The Role of the Security Maturity Assessment
Pentagram’s evidence-based CIRMP Security Maturity Assessment and Evaluation Model can support Boards in this oversight function.
Properly designed and executed, such an assessment:
- tests effectiveness, not just documentation
- examines linkage between threat context, risk assessment and controls
- identifies imbalance across hazard domains
- surfaces governance and resourcing gaps
- translates technical findings into enterprise risk language.
It becomes not a compliance checklist, but a governance instrument — equipping Boards with defensible evidence and enabling security leaders to articulate needs clearly. Further, over time, it creates a record of threat, risk, and decisions that is a resource for reference and clarification.
The upcoming CIRMP Attestation: A Governance Moment
The next CIRMP annual attestation cycle is not merely an administrative deadline. It is an opportunity for Boards to test their assurance.
Before signing the attestation, Boards should ask:
- What evidence underpins our confidence?
- Have we stress-tested our threat assessment?
- Have we conducted a comprehensive security risk assessment?
- Are personnel and supply chain hazards treated with the same rigour as cyber?
- Are we relying on individual goodwill to sustain compliance?
An attestation supported by disciplined security risk management strengthens resilience. An attestation supported only by artefacts may create misplaced comfort.
From Good Intentions to Sustainable Resilience
Critical infrastructure security in Australia should not depend on individual dedication, inherited structures, or compliance artefacts.
It should rest on:
- disciplined threat assessment
- comprehensive security risk assessment
- explicit executive accountability
- integration into enterprise risk management
- clear positioning against risk appetite
- resourcing aligned with exposure.
Conclusion
Security risk management is not a peripheral technical function. It is the mechanism through which organisations protect their most critical assets, their communities, their reputation, and their business.
But for critical infrastructure entities and their Boards, the responsibility extends further. The assets they operate underpin the essential services – water, energy, telecommunications, health, transport and financial systems – that sustain Australia’s economy, social stability, and national security.
Disruption to these assets is not merely a corporate event; it has national security implications.
The SOCI Act reflects this reality. It recognises that the protection of critical infrastructure is fundamental to Australia’s resilience, sovereignty and public trust.

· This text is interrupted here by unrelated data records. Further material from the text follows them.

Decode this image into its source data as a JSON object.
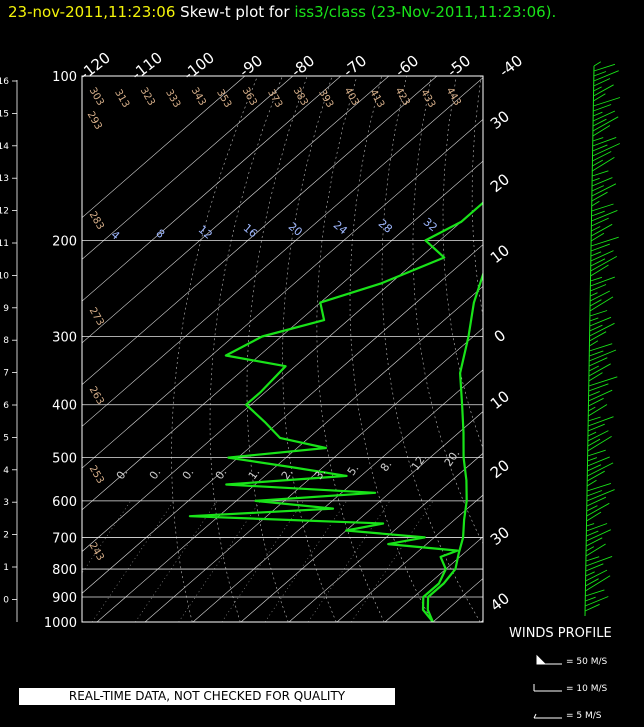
{
  "header": {
    "time": "23-nov-2011,11:23:06",
    "mid": "Skew-t plot for",
    "site": "iss3/class (23-Nov-2011,11:23:06)."
  },
  "disclaimer": "REAL-TIME DATA, NOT CHECKED FOR QUALITY",
  "winds": {
    "title": "WINDS PROFILE",
    "legend": [
      "= 50 M/S",
      "= 10 M/S",
      "= 5 M/S"
    ]
  },
  "colors": {
    "trace": "#19e319",
    "title_time": "#f4f40a",
    "grid": "#ffffff"
  },
  "chart_data": {
    "type": "line",
    "title": "Skew-t plot for iss3/class (23-Nov-2011,11:23:06).",
    "pressure_ticks": [
      "100",
      "200",
      "300",
      "400",
      "500",
      "600",
      "700",
      "800",
      "900",
      "1000"
    ],
    "pressure_values": [
      100,
      200,
      300,
      400,
      500,
      600,
      700,
      800,
      900,
      1000
    ],
    "height_ticks": [
      "16",
      "15",
      "14",
      "13",
      "12",
      "11",
      "10",
      "9",
      "8",
      "7",
      "6",
      "5",
      "4",
      "3",
      "2",
      "1",
      "0"
    ],
    "top_temp_labels": [
      "-120",
      "-110",
      "-100",
      "-90",
      "-80",
      "-70",
      "-60",
      "-50",
      "-40"
    ],
    "right_temp_labels": [
      "30",
      "20",
      "10",
      "0",
      "10",
      "20",
      "30",
      "40"
    ],
    "theta_labels": [
      "303",
      "313",
      "323",
      "333",
      "343",
      "353",
      "363",
      "373",
      "383",
      "393",
      "403",
      "413",
      "423",
      "433",
      "443"
    ],
    "theta_left_labels": [
      "293",
      "283",
      "273",
      "263",
      "253",
      "243"
    ],
    "mixing_ratio_labels": [
      "4",
      "8",
      "12",
      "16",
      "20",
      "24",
      "28",
      "32"
    ],
    "moist_adiabat_labels": [
      "0.",
      "0.",
      "0.",
      "0.",
      "1.",
      "2.",
      "3.",
      "5.",
      "8.",
      "12.",
      "20."
    ],
    "series": [
      {
        "values": [
          [
            100,
            -78
          ],
          [
            120,
            -74
          ],
          [
            150,
            -66
          ],
          [
            180,
            -61
          ],
          [
            200,
            -58
          ],
          [
            230,
            -53
          ],
          [
            260,
            -48
          ],
          [
            300,
            -41
          ],
          [
            350,
            -34
          ],
          [
            400,
            -26
          ],
          [
            450,
            -19
          ],
          [
            500,
            -13
          ],
          [
            550,
            -7
          ],
          [
            600,
            -2
          ],
          [
            650,
            2
          ],
          [
            700,
            6
          ],
          [
            750,
            9
          ],
          [
            800,
            12
          ],
          [
            850,
            13
          ],
          [
            900,
            13
          ],
          [
            950,
            16
          ],
          [
            1000,
            20
          ]
        ]
      },
      {
        "values": [
          [
            100,
            -78
          ],
          [
            130,
            -75
          ],
          [
            160,
            -70
          ],
          [
            185,
            -70
          ],
          [
            200,
            -73
          ],
          [
            215,
            -65
          ],
          [
            240,
            -72
          ],
          [
            260,
            -80
          ],
          [
            280,
            -75
          ],
          [
            300,
            -84
          ],
          [
            325,
            -87
          ],
          [
            340,
            -72
          ],
          [
            380,
            -71
          ],
          [
            400,
            -71
          ],
          [
            430,
            -63
          ],
          [
            460,
            -56
          ],
          [
            480,
            -44
          ],
          [
            500,
            -62
          ],
          [
            520,
            -47
          ],
          [
            540,
            -33
          ],
          [
            560,
            -56
          ],
          [
            580,
            -23
          ],
          [
            600,
            -46
          ],
          [
            620,
            -28
          ],
          [
            640,
            -56
          ],
          [
            660,
            -14
          ],
          [
            680,
            -20
          ],
          [
            700,
            -2
          ],
          [
            720,
            -8
          ],
          [
            740,
            8
          ],
          [
            760,
            6
          ],
          [
            800,
            10
          ],
          [
            850,
            12
          ],
          [
            900,
            12
          ],
          [
            950,
            15
          ],
          [
            1000,
            20
          ]
        ]
      }
    ]
  }
}
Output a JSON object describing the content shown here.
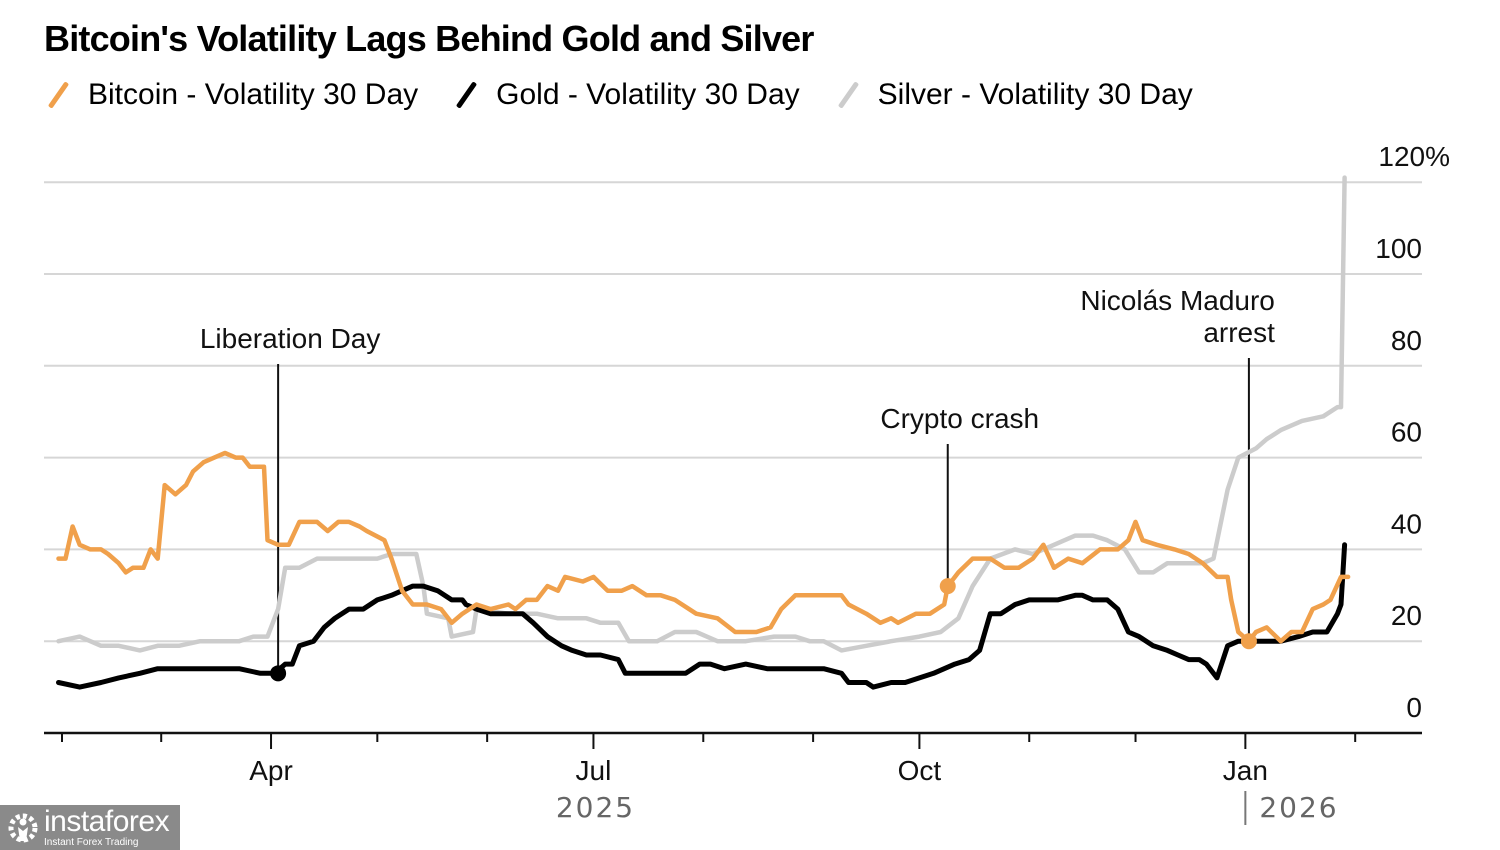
{
  "chart_data": {
    "type": "line",
    "title": "Bitcoin's Volatility Lags Behind Gold and Silver",
    "xlabel": "",
    "ylabel": "",
    "x_unit": "days since 2025-02-01",
    "xlim": [
      -2,
      368
    ],
    "ylim": [
      0,
      120
    ],
    "y_ticks": [
      {
        "value": 0,
        "label": "0"
      },
      {
        "value": 20,
        "label": "20"
      },
      {
        "value": 40,
        "label": "40"
      },
      {
        "value": 60,
        "label": "60"
      },
      {
        "value": 80,
        "label": "80"
      },
      {
        "value": 100,
        "label": "100"
      },
      {
        "value": 120,
        "label": "120%"
      }
    ],
    "x_minor_ticks": [
      0,
      28,
      59,
      89,
      120,
      150,
      181,
      212,
      242,
      273,
      303,
      334,
      365
    ],
    "x_ticks": [
      {
        "value": 59,
        "label": "Apr"
      },
      {
        "value": 150,
        "label": "Jul"
      },
      {
        "value": 242,
        "label": "Oct"
      },
      {
        "value": 334,
        "label": "Jan"
      }
    ],
    "year_labels": [
      {
        "value": 150,
        "label": "2025",
        "divider": false
      },
      {
        "value": 334,
        "label": "2026",
        "divider": true
      }
    ],
    "grid": true,
    "legend_position": "top-left",
    "series": [
      {
        "name": "Bitcoin - Volatility 30 Day",
        "color": "#f0a04b",
        "points": [
          [
            -1,
            38
          ],
          [
            1,
            38
          ],
          [
            3,
            45
          ],
          [
            5,
            41
          ],
          [
            8,
            40
          ],
          [
            11,
            40
          ],
          [
            13,
            39
          ],
          [
            16,
            37
          ],
          [
            18,
            35
          ],
          [
            20,
            36
          ],
          [
            23,
            36
          ],
          [
            25,
            40
          ],
          [
            27,
            38
          ],
          [
            29,
            54
          ],
          [
            32,
            52
          ],
          [
            35,
            54
          ],
          [
            37,
            57
          ],
          [
            40,
            59
          ],
          [
            43,
            60
          ],
          [
            46,
            61
          ],
          [
            49,
            60
          ],
          [
            51,
            60
          ],
          [
            53,
            58
          ],
          [
            55,
            58
          ],
          [
            57,
            58
          ],
          [
            58,
            42
          ],
          [
            61,
            41
          ],
          [
            64,
            41
          ],
          [
            67,
            46
          ],
          [
            70,
            46
          ],
          [
            72,
            46
          ],
          [
            75,
            44
          ],
          [
            78,
            46
          ],
          [
            81,
            46
          ],
          [
            84,
            45
          ],
          [
            86,
            44
          ],
          [
            91,
            42
          ],
          [
            93,
            38
          ],
          [
            96,
            31
          ],
          [
            99,
            28
          ],
          [
            103,
            28
          ],
          [
            107,
            27
          ],
          [
            110,
            24
          ],
          [
            113,
            26
          ],
          [
            117,
            28
          ],
          [
            121,
            27
          ],
          [
            126,
            28
          ],
          [
            128,
            27
          ],
          [
            131,
            29
          ],
          [
            134,
            29
          ],
          [
            137,
            32
          ],
          [
            140,
            31
          ],
          [
            142,
            34
          ],
          [
            147,
            33
          ],
          [
            150,
            34
          ],
          [
            154,
            31
          ],
          [
            158,
            31
          ],
          [
            161,
            32
          ],
          [
            165,
            30
          ],
          [
            169,
            30
          ],
          [
            173,
            29
          ],
          [
            179,
            26
          ],
          [
            185,
            25
          ],
          [
            190,
            22
          ],
          [
            196,
            22
          ],
          [
            200,
            23
          ],
          [
            203,
            27
          ],
          [
            207,
            30
          ],
          [
            211,
            30
          ],
          [
            215,
            30
          ],
          [
            220,
            30
          ],
          [
            222,
            28
          ],
          [
            227,
            26
          ],
          [
            231,
            24
          ],
          [
            234,
            25
          ],
          [
            236,
            24
          ],
          [
            241,
            26
          ],
          [
            245,
            26
          ],
          [
            249,
            28
          ],
          [
            250,
            32
          ],
          [
            253,
            35
          ],
          [
            257,
            38
          ],
          [
            262,
            38
          ],
          [
            266,
            36
          ],
          [
            270,
            36
          ],
          [
            274,
            38
          ],
          [
            277,
            41
          ],
          [
            280,
            36
          ],
          [
            284,
            38
          ],
          [
            288,
            37
          ],
          [
            293,
            40
          ],
          [
            295,
            40
          ],
          [
            298,
            40
          ],
          [
            301,
            42
          ],
          [
            303,
            46
          ],
          [
            305,
            42
          ],
          [
            309,
            41
          ],
          [
            314,
            40
          ],
          [
            318,
            39
          ],
          [
            322,
            37
          ],
          [
            326,
            34
          ],
          [
            329,
            34
          ],
          [
            330,
            29
          ],
          [
            332,
            22
          ],
          [
            335,
            20
          ],
          [
            337,
            22
          ],
          [
            340,
            23
          ],
          [
            344,
            20
          ],
          [
            347,
            22
          ],
          [
            350,
            22
          ],
          [
            353,
            27
          ],
          [
            356,
            28
          ],
          [
            358,
            29
          ],
          [
            361,
            34
          ],
          [
            363,
            34
          ]
        ]
      },
      {
        "name": "Gold - Volatility 30 Day",
        "color": "#000000",
        "points": [
          [
            -1,
            11
          ],
          [
            5,
            10
          ],
          [
            11,
            11
          ],
          [
            16,
            12
          ],
          [
            22,
            13
          ],
          [
            27,
            14
          ],
          [
            33,
            14
          ],
          [
            39,
            14
          ],
          [
            44,
            14
          ],
          [
            50,
            14
          ],
          [
            56,
            13
          ],
          [
            60,
            13
          ],
          [
            63,
            15
          ],
          [
            65,
            15
          ],
          [
            67,
            19
          ],
          [
            71,
            20
          ],
          [
            74,
            23
          ],
          [
            77,
            25
          ],
          [
            81,
            27
          ],
          [
            85,
            27
          ],
          [
            89,
            29
          ],
          [
            93,
            30
          ],
          [
            96,
            31
          ],
          [
            99,
            32
          ],
          [
            102,
            32
          ],
          [
            106,
            31
          ],
          [
            110,
            29
          ],
          [
            113,
            29
          ],
          [
            114,
            28
          ],
          [
            117,
            27
          ],
          [
            121,
            26
          ],
          [
            126,
            26
          ],
          [
            130,
            26
          ],
          [
            133,
            24
          ],
          [
            137,
            21
          ],
          [
            141,
            19
          ],
          [
            144,
            18
          ],
          [
            148,
            17
          ],
          [
            152,
            17
          ],
          [
            157,
            16
          ],
          [
            159,
            13
          ],
          [
            164,
            13
          ],
          [
            168,
            13
          ],
          [
            172,
            13
          ],
          [
            176,
            13
          ],
          [
            180,
            15
          ],
          [
            183,
            15
          ],
          [
            187,
            14
          ],
          [
            193,
            15
          ],
          [
            199,
            14
          ],
          [
            204,
            14
          ],
          [
            210,
            14
          ],
          [
            215,
            14
          ],
          [
            220,
            13
          ],
          [
            222,
            11
          ],
          [
            227,
            11
          ],
          [
            229,
            10
          ],
          [
            234,
            11
          ],
          [
            238,
            11
          ],
          [
            242,
            12
          ],
          [
            246,
            13
          ],
          [
            249,
            14
          ],
          [
            252,
            15
          ],
          [
            256,
            16
          ],
          [
            259,
            18
          ],
          [
            262,
            26
          ],
          [
            265,
            26
          ],
          [
            269,
            28
          ],
          [
            273,
            29
          ],
          [
            277,
            29
          ],
          [
            281,
            29
          ],
          [
            286,
            30
          ],
          [
            288,
            30
          ],
          [
            291,
            29
          ],
          [
            295,
            29
          ],
          [
            298,
            27
          ],
          [
            301,
            22
          ],
          [
            304,
            21
          ],
          [
            308,
            19
          ],
          [
            312,
            18
          ],
          [
            315,
            17
          ],
          [
            318,
            16
          ],
          [
            321,
            16
          ],
          [
            323,
            15
          ],
          [
            326,
            12
          ],
          [
            329,
            19
          ],
          [
            332,
            20
          ],
          [
            336,
            20
          ],
          [
            340,
            20
          ],
          [
            344,
            20
          ],
          [
            349,
            21
          ],
          [
            353,
            22
          ],
          [
            357,
            22
          ],
          [
            360,
            26
          ],
          [
            361,
            28
          ],
          [
            362,
            41
          ]
        ]
      },
      {
        "name": "Silver - Volatility 30 Day",
        "color": "#cccccc",
        "points": [
          [
            -1,
            20
          ],
          [
            5,
            21
          ],
          [
            11,
            19
          ],
          [
            16,
            19
          ],
          [
            22,
            18
          ],
          [
            27,
            19
          ],
          [
            33,
            19
          ],
          [
            39,
            20
          ],
          [
            44,
            20
          ],
          [
            50,
            20
          ],
          [
            54,
            21
          ],
          [
            58,
            21
          ],
          [
            61,
            27
          ],
          [
            63,
            36
          ],
          [
            67,
            36
          ],
          [
            72,
            38
          ],
          [
            78,
            38
          ],
          [
            84,
            38
          ],
          [
            89,
            38
          ],
          [
            93,
            39
          ],
          [
            100,
            39
          ],
          [
            102,
            32
          ],
          [
            103,
            26
          ],
          [
            109,
            25
          ],
          [
            110,
            21
          ],
          [
            116,
            22
          ],
          [
            117,
            27
          ],
          [
            126,
            26
          ],
          [
            134,
            26
          ],
          [
            140,
            25
          ],
          [
            144,
            25
          ],
          [
            148,
            25
          ],
          [
            152,
            24
          ],
          [
            157,
            24
          ],
          [
            160,
            20
          ],
          [
            164,
            20
          ],
          [
            168,
            20
          ],
          [
            173,
            22
          ],
          [
            179,
            22
          ],
          [
            185,
            20
          ],
          [
            193,
            20
          ],
          [
            201,
            21
          ],
          [
            207,
            21
          ],
          [
            211,
            20
          ],
          [
            215,
            20
          ],
          [
            220,
            18
          ],
          [
            227,
            19
          ],
          [
            234,
            20
          ],
          [
            242,
            21
          ],
          [
            248,
            22
          ],
          [
            253,
            25
          ],
          [
            257,
            32
          ],
          [
            262,
            38
          ],
          [
            269,
            40
          ],
          [
            274,
            39
          ],
          [
            280,
            41
          ],
          [
            286,
            43
          ],
          [
            291,
            43
          ],
          [
            295,
            42
          ],
          [
            300,
            40
          ],
          [
            304,
            35
          ],
          [
            308,
            35
          ],
          [
            312,
            37
          ],
          [
            318,
            37
          ],
          [
            322,
            37
          ],
          [
            325,
            38
          ],
          [
            329,
            53
          ],
          [
            332,
            60
          ],
          [
            337,
            62
          ],
          [
            340,
            64
          ],
          [
            344,
            66
          ],
          [
            350,
            68
          ],
          [
            356,
            69
          ],
          [
            360,
            71
          ],
          [
            361,
            71
          ],
          [
            362,
            121
          ]
        ]
      }
    ],
    "annotations": [
      {
        "label": [
          "Liberation Day"
        ],
        "x": 61,
        "y": 13,
        "marker_series": "Gold - Volatility 30 Day",
        "align": "center"
      },
      {
        "label": [
          "Crypto crash"
        ],
        "x": 250,
        "y": 32,
        "marker_series": "Bitcoin - Volatility 30 Day",
        "align": "center"
      },
      {
        "label": [
          "Nicolás Maduro",
          "arrest"
        ],
        "x": 335,
        "y": 20,
        "marker_series": "Bitcoin - Volatility 30 Day",
        "align": "right"
      }
    ]
  },
  "watermark": {
    "name": "instaforex",
    "tagline": "Instant Forex Trading",
    "icon": "gear-person-icon"
  }
}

Boards overseeing these assets are not only managing operational risk; they are exercising stewardship over infrastructure that millions of Australians depend upon daily.
As Boards prepare for the next CIRMP attestation, this is a governance moment.
It is an opportunity to move beyond compliance fatigue and embrace genuine risk stewardship — ensuring that security risk is clearly understood, deliberately positioned against risk appetite, and resourced proportionately to exposure.
Most importantly, it is a moment to ensure that those tasked with protecting critical infrastructure are supported not by goodwill alone, but by sound governance design, adequate resources, and a shared understanding of risk.
Critical infrastructure resilience is not built on documentation. It is built on disciplined security risk management — aligned to national security expectations and commensurate with the significance of the assets entrusted to organisational care.